I did some tests in order to evaluate the best film/developer combinations in terms of graininess.

Of course, there other factors that determine the choice of a particular film/developer combination: gradation, definition, sharpness, speed. The final decision is always a trade-off among these factors.

So I made a slightly different test. Instead of considering just the graininess of film, I evaluated how much film grain would be visible in the final print, where the enlargement factor comes into play.

For example, if I'm using medium format I could tolerate a more grainy film if I realize that it will give a better acutance. In fact, the extra graininess will be less relevant on MF owing to the reduced enlarging factor.

Results are shown below, grouped into two sets: 120 film (medium format) and 35mm film.

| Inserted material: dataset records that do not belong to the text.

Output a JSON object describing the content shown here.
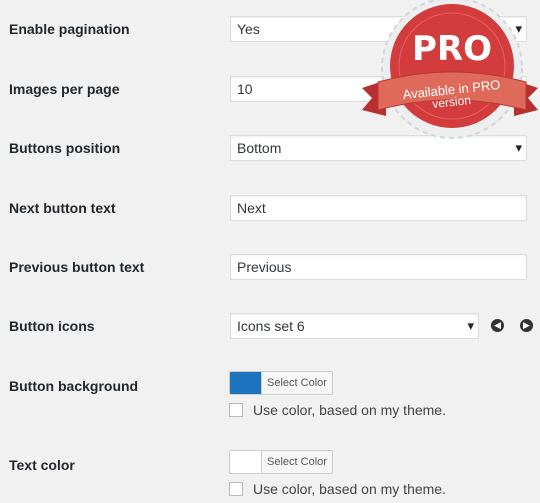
{
  "rows": {
    "pagination": {
      "label": "Enable pagination",
      "value": "Yes"
    },
    "images_per_page": {
      "label": "Images per page",
      "value": "10"
    },
    "buttons_position": {
      "label": "Buttons position",
      "value": "Bottom"
    },
    "next_text": {
      "label": "Next button text",
      "value": "Next"
    },
    "prev_text": {
      "label": "Previous button text",
      "value": "Previous"
    },
    "button_icons": {
      "label": "Button icons",
      "value": "Icons set 6"
    },
    "button_background": {
      "label": "Button background",
      "select_color": "Select Color",
      "swatch_color": "#1e73be",
      "checkbox_label": "Use color, based on my theme."
    },
    "text_color": {
      "label": "Text color",
      "select_color": "Select Color",
      "swatch_color": "#ffffff",
      "checkbox_label": "Use color, based on my theme."
    }
  },
  "pro_badge": {
    "title": "PRO",
    "line1": "Available in PRO",
    "line2": "version"
  },
  "icons": {
    "prev": "chevron-left-icon",
    "next": "chevron-right-icon",
    "dropdown": "caret-down-icon"
  }
}
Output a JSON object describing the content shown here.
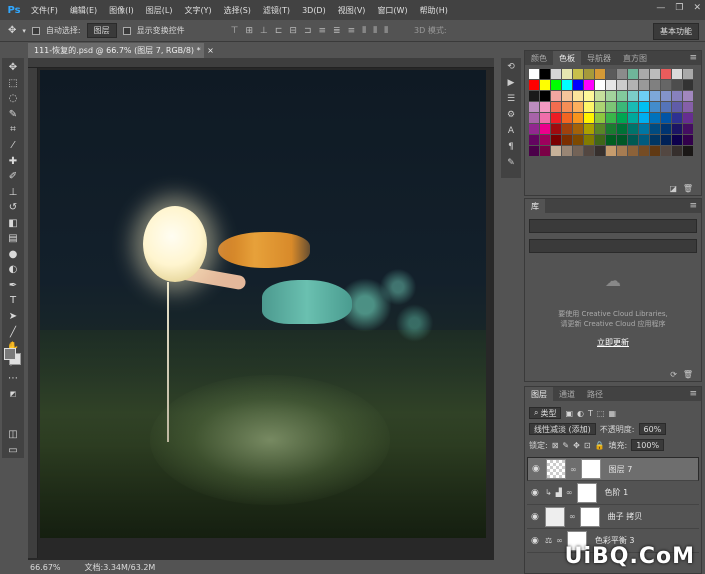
{
  "app": {
    "logo": "Ps"
  },
  "menu": [
    "文件(F)",
    "编辑(E)",
    "图像(I)",
    "图层(L)",
    "文字(Y)",
    "选择(S)",
    "滤镜(T)",
    "3D(D)",
    "视图(V)",
    "窗口(W)",
    "帮助(H)"
  ],
  "window_controls": [
    "—",
    "❐",
    "✕"
  ],
  "options": {
    "auto_select_label": "自动选择:",
    "auto_select_value": "图层",
    "transform_label": "显示变换控件",
    "mode_3d": "3D 模式:",
    "workspace": "基本功能"
  },
  "document": {
    "tab_title": "111-恢复的.psd @ 66.7% (图层 7, RGB/8) *",
    "close": "×"
  },
  "status": {
    "zoom": "66.67%",
    "doc_info": "文档:3.34M/63.2M"
  },
  "color_panel": {
    "tabs": [
      "颜色",
      "色板",
      "导航器",
      "直方图"
    ],
    "active": "色板"
  },
  "library_panel": {
    "tab": "库",
    "line1": "要使用 Creative Cloud Libraries,",
    "line2": "请更新 Creative Cloud 应用程序",
    "link": "立即更新"
  },
  "layers_panel": {
    "tabs": [
      "图层",
      "通道",
      "路径"
    ],
    "kind": "类型",
    "blend_mode": "线性减淡 (添加)",
    "opacity_label": "不透明度:",
    "opacity": "60%",
    "lock_label": "锁定:",
    "fill_label": "填充:",
    "fill": "100%",
    "layers": [
      {
        "name": "图层 7",
        "selected": true
      },
      {
        "name": "色阶 1",
        "selected": false
      },
      {
        "name": "曲子 拷贝",
        "selected": false
      },
      {
        "name": "色彩平衡 3",
        "selected": false
      }
    ]
  },
  "watermark": "UiBQ.CoM",
  "colors": {
    "accent": "#31a8ff",
    "panel_bg": "#535353",
    "dark_bg": "#424242"
  },
  "swatches": [
    "#ffffff",
    "#000000",
    "#d6d6d6",
    "#e6e6b0",
    "#c8c04a",
    "#a69a3a",
    "#d59a36",
    "#5b5b5b",
    "#8b8b8b",
    "#6fb69a",
    "#a9a9a9",
    "#bcbcbc",
    "#e85c5c",
    "#dadada",
    "#aaaaaa",
    "#ff0000",
    "#ffff00",
    "#00ff00",
    "#00ffff",
    "#0000ff",
    "#ff00ff",
    "#ffffff",
    "#e6e6e6",
    "#cccccc",
    "#b3b3b3",
    "#999999",
    "#808080",
    "#666666",
    "#4d4d4d",
    "#333333",
    "#1a1a1a",
    "#000000",
    "#f4a6a0",
    "#f7c49a",
    "#fbe49b",
    "#fff799",
    "#c6df9c",
    "#a3d39c",
    "#82ca9c",
    "#7bcdc8",
    "#6dcff6",
    "#7da7d9",
    "#8393ca",
    "#8781bd",
    "#a187be",
    "#bc8dbf",
    "#f49ac2",
    "#f26c4f",
    "#f68e56",
    "#fbaf5d",
    "#fff568",
    "#acd373",
    "#7cc576",
    "#3bb878",
    "#1abbb4",
    "#00bff3",
    "#438ccb",
    "#5574b9",
    "#605ca8",
    "#855fa8",
    "#a763a8",
    "#f06eaa",
    "#ed1c24",
    "#f26522",
    "#f7941d",
    "#fff200",
    "#8dc63f",
    "#39b54a",
    "#00a651",
    "#00a99d",
    "#00aeef",
    "#0072bc",
    "#0054a6",
    "#2e3192",
    "#662d91",
    "#92278f",
    "#ec008c",
    "#9e0b0f",
    "#a0410d",
    "#a36209",
    "#aba000",
    "#598527",
    "#1a7b30",
    "#007236",
    "#00746b",
    "#0076a3",
    "#004b80",
    "#003471",
    "#1b1464",
    "#440e62",
    "#630460",
    "#9e005d",
    "#790000",
    "#7b2e00",
    "#7d4900",
    "#827b00",
    "#406618",
    "#005e20",
    "#005826",
    "#005952",
    "#005b7f",
    "#003663",
    "#002157",
    "#0d004c",
    "#32004b",
    "#4b0049",
    "#7b0046",
    "#c7b299",
    "#998675",
    "#736357",
    "#534741",
    "#37302d",
    "#c69c6d",
    "#a67c52",
    "#8c6239",
    "#754c24",
    "#603913",
    "#534741",
    "#362f2d",
    "#1a1716"
  ]
}
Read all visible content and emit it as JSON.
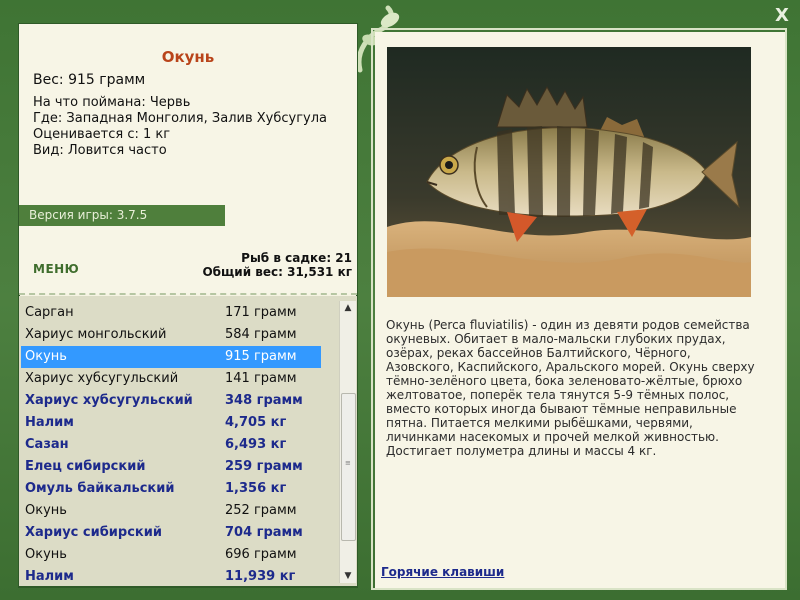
{
  "fish": {
    "title": "Окунь",
    "weight_line": "Вес: 915 грамм",
    "caught_with": "На что поймана: Червь",
    "location": "Где: Западная Монголия, Залив Хубсугула",
    "valued_from": "Оценивается с: 1 кг",
    "rarity": "Вид: Ловится часто",
    "description": "Окунь (Perca fluviatilis) - один из девяти родов семейства окуневых. Обитает в мало-мальски глубоких прудах, озёрах, реках бассейнов Балтийского, Чёрного, Азовского, Каспийского, Аральского морей. Окунь сверху тёмно-зелёного цвета, бока зеленовато-жёлтые, брюхо желтоватое, поперёк тела тянутся 5-9 тёмных полос, вместо которых иногда бывают тёмные неправильные пятна. Питается мелкими рыбёшками, червями, личинками насекомых и прочей мелкой живностью. Достигает полуметра длины и массы 4 кг."
  },
  "version": "Версия игры: 3.7.5",
  "menu_label": "МЕНЮ",
  "stats": {
    "fish_count": "Рыб в садке: 21",
    "total_weight": "Общий вес: 31,531 кг"
  },
  "catch_list": [
    {
      "name": "Сарган",
      "weight": "171 грамм",
      "bold": false,
      "selected": false
    },
    {
      "name": "Хариус монгольский",
      "weight": "584 грамм",
      "bold": false,
      "selected": false
    },
    {
      "name": "Окунь",
      "weight": "915 грамм",
      "bold": false,
      "selected": true
    },
    {
      "name": "Хариус хубсугульский",
      "weight": "141 грамм",
      "bold": false,
      "selected": false
    },
    {
      "name": "Хариус хубсугульский",
      "weight": "348 грамм",
      "bold": true,
      "selected": false
    },
    {
      "name": "Налим",
      "weight": "4,705 кг",
      "bold": true,
      "selected": false
    },
    {
      "name": "Сазан",
      "weight": "6,493 кг",
      "bold": true,
      "selected": false
    },
    {
      "name": "Елец сибирский",
      "weight": "259 грамм",
      "bold": true,
      "selected": false
    },
    {
      "name": "Омуль байкальский",
      "weight": "1,356 кг",
      "bold": true,
      "selected": false
    },
    {
      "name": "Окунь",
      "weight": "252 грамм",
      "bold": false,
      "selected": false
    },
    {
      "name": "Хариус сибирский",
      "weight": "704 грамм",
      "bold": true,
      "selected": false
    },
    {
      "name": "Окунь",
      "weight": "696 грамм",
      "bold": false,
      "selected": false
    },
    {
      "name": "Налим",
      "weight": "11,939 кг",
      "bold": true,
      "selected": false
    }
  ],
  "hotkeys_label": "Горячие клавиши",
  "close_label": "X",
  "colors": {
    "frame_green": "#4a7a3a",
    "title_orange": "#b9441a",
    "selection_blue": "#3399ff",
    "bold_blue": "#1d2a8c"
  }
}
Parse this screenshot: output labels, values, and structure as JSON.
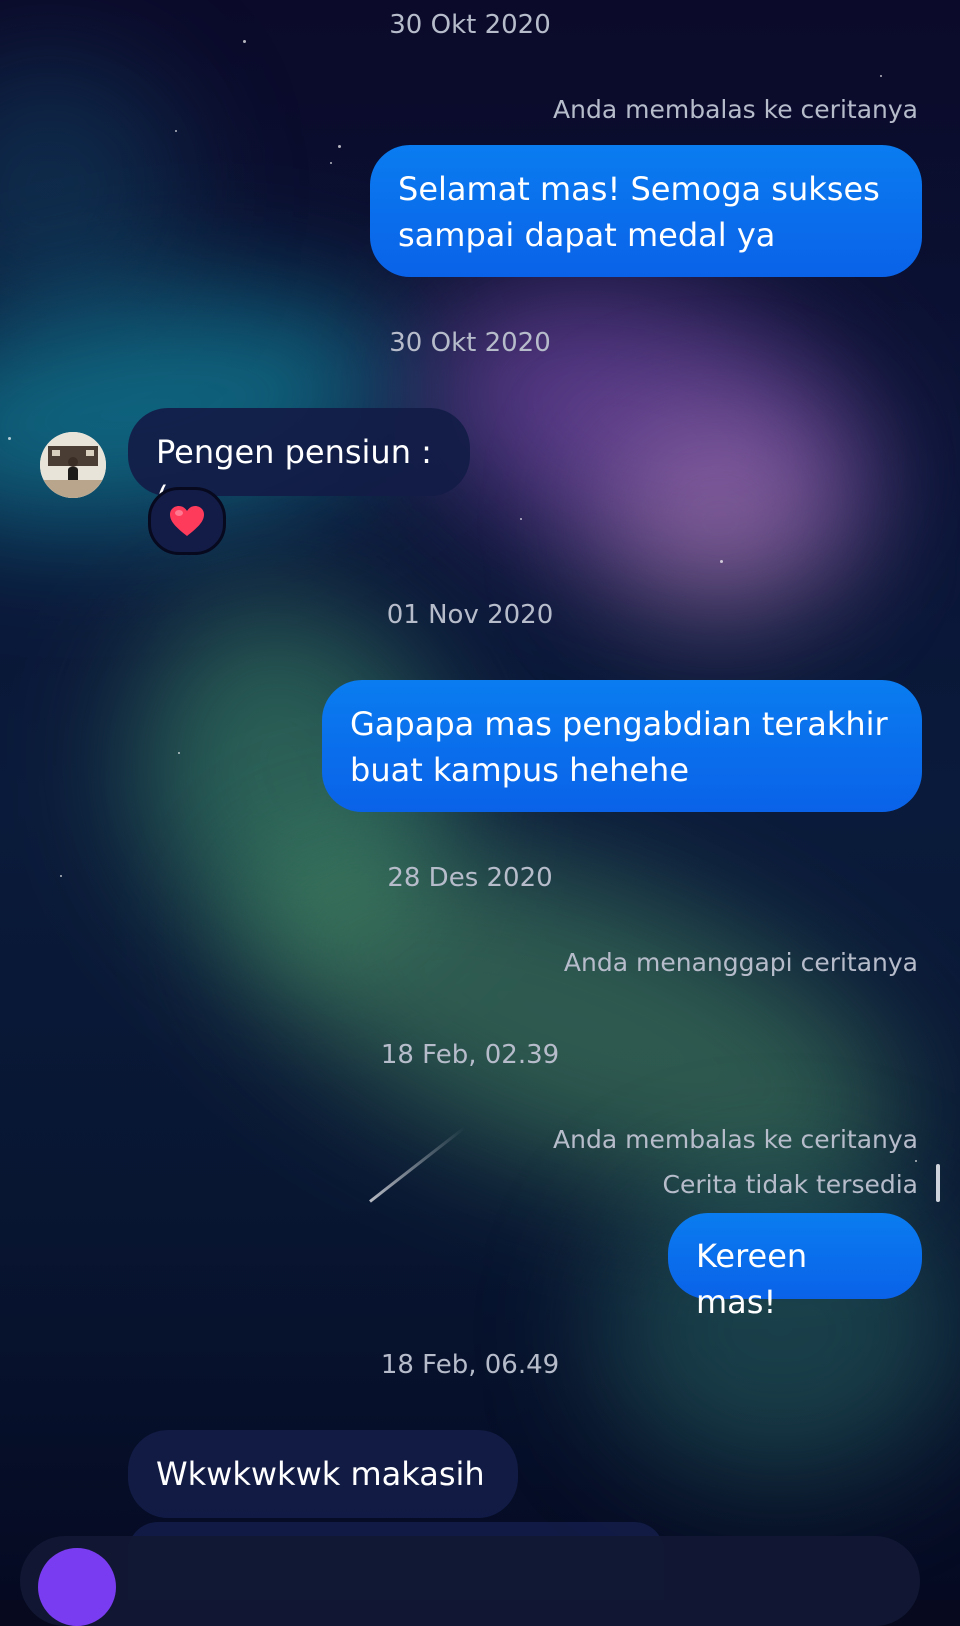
{
  "colors": {
    "outgoing_bubble": "#0a6fed",
    "incoming_bubble": "#121c46",
    "meta_text": "#b7bccb",
    "composer_accent": "#7a3cf0"
  },
  "thread": {
    "d1": "30 Okt 2020",
    "n1": "Anda membalas ke ceritanya",
    "m1": "Selamat mas! Semoga sukses sampai dapat medal ya",
    "d2": "30 Okt 2020",
    "m2": "Pengen pensiun :(",
    "m2_reaction": "heart-emoji",
    "d3": "01 Nov 2020",
    "m3": "Gapapa mas pengabdian terakhir buat kampus hehehe",
    "d4": "28 Des 2020",
    "n4": "Anda menanggapi ceritanya",
    "d5": "18 Feb, 02.39",
    "n5": "Anda membalas ke ceritanya",
    "n5_sub": "Cerita tidak tersedia",
    "m5": "Kereen mas!",
    "d6": "18 Feb, 06.49",
    "m6": "Wkwkwkwk makasih"
  }
}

The small images represent 5x5cm crops of full size images with 127cm largest side for 35mm film, or 144cm largest side for 120 film. On a 115-dpi monitor these crops should be rendered approximately in their real dimensions.

How to use these tests:
  1. if you just intend to compare graininess of film/developer combinations, only make comparisons within each group (120 films or 35mm films).
  2. if you are concerned about the graininess that will be visible on the final print, make comparisons within both groups.
  3. in both cases, evaluate these images from a reasonable distance (~50cm)

120 films

FP4+
125 ISO
in D76 stock
FP4+
80 ISO
in XTOL 1+1

ACROS-100
100 ISO
in Rodinal 1+50
Fomapan 100
100 ISO
in Rodinal 1+50















35mm films

TRI-X
400 ISO
in XTOL 1+1
TRI-X
800 ISO
in XTOL 1+1
TRI-X
1600 ISO
in XTOL 1+1
TRI-X
3200 ISO
in XTOL 1+1


HP5+
400 ISO
in XTOL 1+1
TRI-X
400 ISO
in D76 stock
TRI-X
3200 ISO
in D76 stock
Tmax-100
100 ISO
in  D76 stock













Some considerations
  • on 120 film 
    • the FP4 exposed at 80 ISO and developed in XTOL 1+1 is my preferred choice
    • the ACROS 100 in Rodinal 1+50 is also valid combination, especially in terms of acutance, but I have to find some tests in order to find the actual film speed and the best developing time
    • the FOMAPAN 100 shows a lot of grain
  • on 35mm
    • the TRI-X in XTOL 1+1 is my preferred choice
    • the T-MAX shows the finest grain (unfortunately I'm not so happy about the tonal range on the highlights)

Test conditions
  • 35mm film was scanned on a Nikon Coolscan V ED at 4000dpi, producing a file of ~5600x3800 pixels (125x83cm at 115dpi)
  • 6x6 film has been scanned on an Epson V700 at 3200dpi, producing a file of ~6600x6600 pixels (145x15cm at 115dpi)
  • a ~230x230 pixels crop has been extracted in a significant partt of the image (this should be rendered as a ~5x5cm square on a 115-dpi monitor)
  • no sharpening was applied at any stage
  • the difference between the V700 (flatbed scanner) and the Coolscan V ED (dedicated film scanner ) is quite evident: the grain looks soft on V700 scan.

1 comment:

  1. Really helpful. I was looking for a sharp result. Perhaps you could test even more film-developer combinations especially using 35mm film.
    Thanks a lot! Keep using film, it's great!